Estabelecer a educação integral como princípio de nossas ações assume extrema relevância nesse momento, pois a escola não está apartada da sociedade. Quais práticas são necessárias para que ela intensifique a conexão com a sociedade local e global? 

2. Estrutura do sistema escolar

Utilizarei para reflexão o conceito de cronologia e monocromia da aprendizagem, cunhados por Flávia Terigi. Cronologia diz respeito à estruturação do sistema escolar: anos, agrupamentos por idade, unidades de tempo regular, bimestres, trimestres. Na monocromia, todos devem seguir uma sequência única e espera-se que aprendam a mesma coisa no mesmo tempo. Sabemos que isso não acontece, e aqueles que não correspondem a essa expectativa sofrem consequências e raramente obtêm o cuidado necessário ao seu processo de aprendizagem. Segundo o UNICEF, temos hoje 7,2 milhões de estudantes que repetiram pelo menos duas vezes. Como encarar essa realidade, agora ainda mais agravada pela pandemia?

A diversidade e não linearidade da aprendizagem manifestadas pelos estudantes evidenciam que estabelecer um currículo e cumpri-lo a qualquer custo não garante que todos aprendam o que foi projetado.  Para obter interações mais potentes, diversificadas e criativas, precisamos compreender o que ocorre com os estudantes e delinear o currículo em períodos mais flexíveis do que o anual, organizar o tempo para adequar diferentes necessidades e possibilidades de aprendizagem, repensar a divisão por ano/idade como critério único de agrupamento. 

3.Escola: território de afetos

A escola está no território e constitui um território de afetos. O ambiente escolar tem grande potencial para proteger e valorizar as diversidades culturais, sociais e de aprendizagem. É local privilegiado para que sejam vividas, respeitadas e intensificadas na interação afetiva de cada um com seus pares e com outros mais experientes. 

Estamos num momento de pensar grande, de nos arriscarmos a sonhar e planejar práticas que façam bem a toda a comunidade escolar, com condições estimulantes de trabalho e estudo, onde a atmosfera gerada por uma gestão democrática participativa possa ser vivenciada. Gestores, professores, coordenadores, diretores, famílias, estudantes, conselheiros… somos corresponsáveis na construção de afetos em busca de um convívio mais harmônico e positivo. As escolas que têm implantado a educação integral tiveram maior êxito no relacionamento com as famílias, na intensificação da rede de proteção e social e consequentemente nas aprendizagens das crianças e estudantes. 

4.Papel do professor 

A docência é uma das profissões mais difíceis de exercer. Um bom professor precisa de inúmeros conhecimentos e de sensibilidade para compreender os percursos vividos pelos alunos e as estratégias por eles utilizadas, de modo a contribuir com os avanços das aprendizagens de todos. 

Sem as aulas presenciais, os professores buscaram formas para que os alunos aprendessem, tentando se aproximar das intenções curriculares sem ter tido formação para atuar com atividades remotas. Nada fácil, nem simples.  
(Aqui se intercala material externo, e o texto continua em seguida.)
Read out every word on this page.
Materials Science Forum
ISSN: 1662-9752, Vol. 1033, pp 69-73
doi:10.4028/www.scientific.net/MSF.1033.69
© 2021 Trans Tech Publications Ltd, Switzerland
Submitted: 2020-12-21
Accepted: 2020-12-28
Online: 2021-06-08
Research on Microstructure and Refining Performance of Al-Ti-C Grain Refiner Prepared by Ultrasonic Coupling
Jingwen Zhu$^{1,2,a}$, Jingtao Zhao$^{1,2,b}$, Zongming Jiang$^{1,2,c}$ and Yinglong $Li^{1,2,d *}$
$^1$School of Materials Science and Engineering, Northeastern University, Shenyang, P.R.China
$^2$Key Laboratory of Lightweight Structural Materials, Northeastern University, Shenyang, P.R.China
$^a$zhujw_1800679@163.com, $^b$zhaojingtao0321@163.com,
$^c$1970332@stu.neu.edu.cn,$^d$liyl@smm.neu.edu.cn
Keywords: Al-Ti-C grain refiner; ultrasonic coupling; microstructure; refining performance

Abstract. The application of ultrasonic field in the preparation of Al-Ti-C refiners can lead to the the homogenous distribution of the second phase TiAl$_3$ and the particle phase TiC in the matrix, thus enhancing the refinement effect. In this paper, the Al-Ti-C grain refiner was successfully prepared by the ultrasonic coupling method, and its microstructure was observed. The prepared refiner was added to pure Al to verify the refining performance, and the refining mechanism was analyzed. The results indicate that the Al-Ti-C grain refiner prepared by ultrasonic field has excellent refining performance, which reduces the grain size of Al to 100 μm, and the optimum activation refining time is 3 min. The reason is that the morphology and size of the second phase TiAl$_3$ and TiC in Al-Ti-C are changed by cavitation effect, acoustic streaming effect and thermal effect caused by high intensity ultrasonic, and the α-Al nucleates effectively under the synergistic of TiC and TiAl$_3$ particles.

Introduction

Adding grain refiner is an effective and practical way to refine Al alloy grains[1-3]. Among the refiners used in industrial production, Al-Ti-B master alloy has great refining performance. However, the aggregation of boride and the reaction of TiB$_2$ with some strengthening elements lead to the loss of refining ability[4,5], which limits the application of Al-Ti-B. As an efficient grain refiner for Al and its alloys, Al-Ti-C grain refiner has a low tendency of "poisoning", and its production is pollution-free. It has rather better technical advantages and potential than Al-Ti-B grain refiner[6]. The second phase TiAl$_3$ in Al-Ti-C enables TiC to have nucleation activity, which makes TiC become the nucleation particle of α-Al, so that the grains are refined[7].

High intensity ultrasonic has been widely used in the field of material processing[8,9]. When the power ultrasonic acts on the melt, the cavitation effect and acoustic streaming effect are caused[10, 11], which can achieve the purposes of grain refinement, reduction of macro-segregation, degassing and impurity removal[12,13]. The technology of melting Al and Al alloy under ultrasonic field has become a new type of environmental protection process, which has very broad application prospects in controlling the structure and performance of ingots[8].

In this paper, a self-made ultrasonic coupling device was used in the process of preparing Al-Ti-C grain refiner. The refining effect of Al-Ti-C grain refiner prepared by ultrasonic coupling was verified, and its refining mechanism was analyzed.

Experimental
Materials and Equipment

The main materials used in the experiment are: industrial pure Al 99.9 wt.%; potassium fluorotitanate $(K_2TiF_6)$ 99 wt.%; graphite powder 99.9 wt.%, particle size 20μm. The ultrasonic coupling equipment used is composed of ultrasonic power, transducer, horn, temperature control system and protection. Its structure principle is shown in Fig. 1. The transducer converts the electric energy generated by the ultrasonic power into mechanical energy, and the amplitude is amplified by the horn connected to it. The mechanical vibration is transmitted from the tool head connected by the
Precisamos conhecer o que foi aprendido, estratégias utilizadas, uso de recursos tecnológicos, retomar e fortalecer as aprendizagens para que todos e todas possam ter condições de continuar aprendendo. Não é hora (raramente é) de reprovações! Se há alguém a ser reprovado, são os adultos que não propiciam condições para que todos aprendam.  
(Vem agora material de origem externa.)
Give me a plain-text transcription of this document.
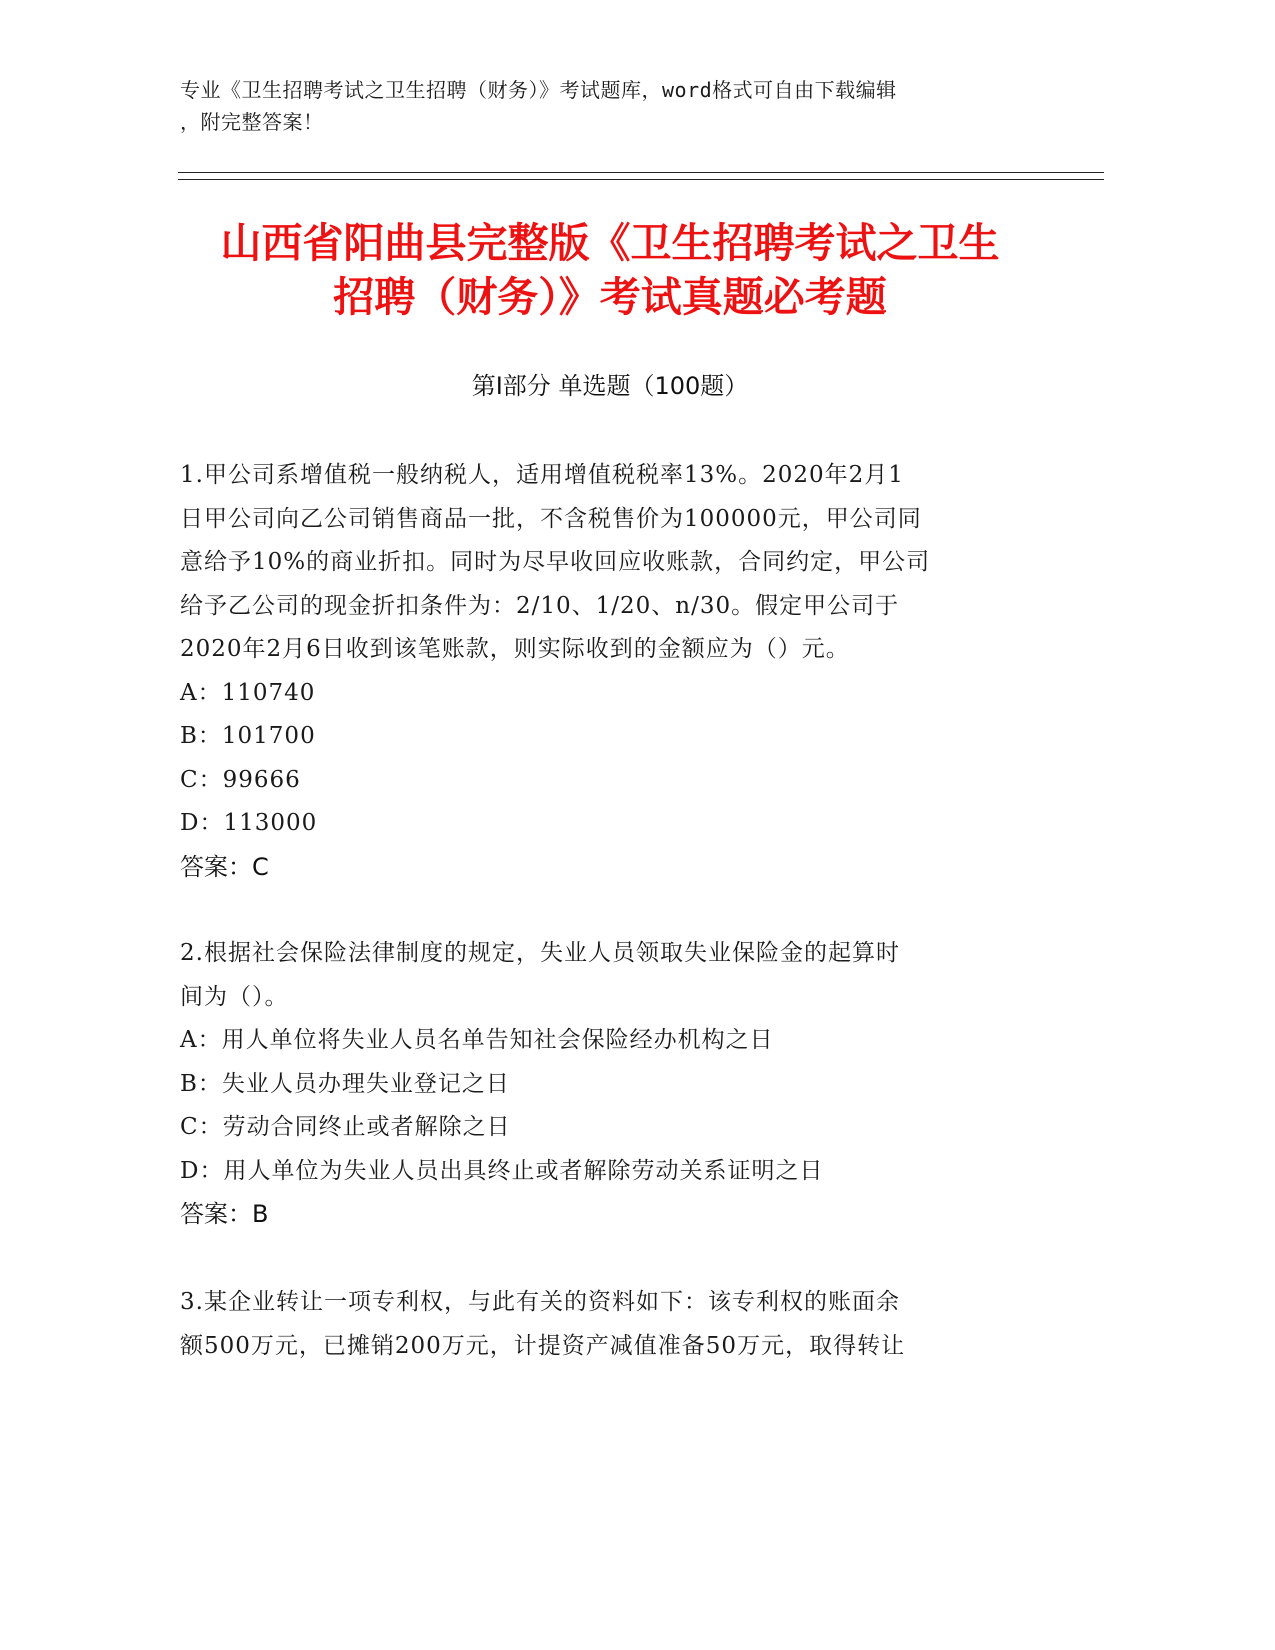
专业《卫生招聘考试之卫生招聘（财务）》考试题库，word格式可自由下载编辑
，附完整答案！
山西省阳曲县完整版《卫生招聘考试之卫生
招聘（财务）》考试真题必考题
第Ⅰ部分 单选题（100题）
1.甲公司系增值税一般纳税人，适用增值税税率13%。2020年2月1
日甲公司向乙公司销售商品一批，不含税售价为100000元，甲公司同
意给予10%的商业折扣。同时为尽早收回应收账款，合同约定，甲公司
给予乙公司的现金折扣条件为：2/10、1/20、n/30。假定甲公司于
2020年2月6日收到该笔账款，则实际收到的金额应为（）元。
A：110740
B：101700
C：99666
D：113000
答案：C
2.根据社会保险法律制度的规定，失业人员领取失业保险金的起算时
间为（）。
A：用人单位将失业人员名单告知社会保险经办机构之日
B：失业人员办理失业登记之日
C：劳动合同终止或者解除之日
D：用人单位为失业人员出具终止或者解除劳动关系证明之日
答案：B
3.某企业转让一项专利权，与此有关的资料如下：该专利权的账面余
额500万元，已摊销200万元，计提资产减值准备50万元，取得转让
Acolher a nossa diversidade possibilita construir diferentes estratégias. Vamos estudar as competências expressas na BNCC à luz dessa diversidade e construir em conjunto novas e melhores formas de atuar.

Desejo que o momento atual não seja uma “volta ao normal” e sim oportunidade para nos questionarmos e nos reorganizarmos motivados pela indignação, com novos quereres, novos projetos. Precisamos nos fortalecer, constituir redes de proteção social e buscar o aprimoramento de nossa formação para exercer melhor nosso papel. Precisamos fazer uma reviravolta escolar.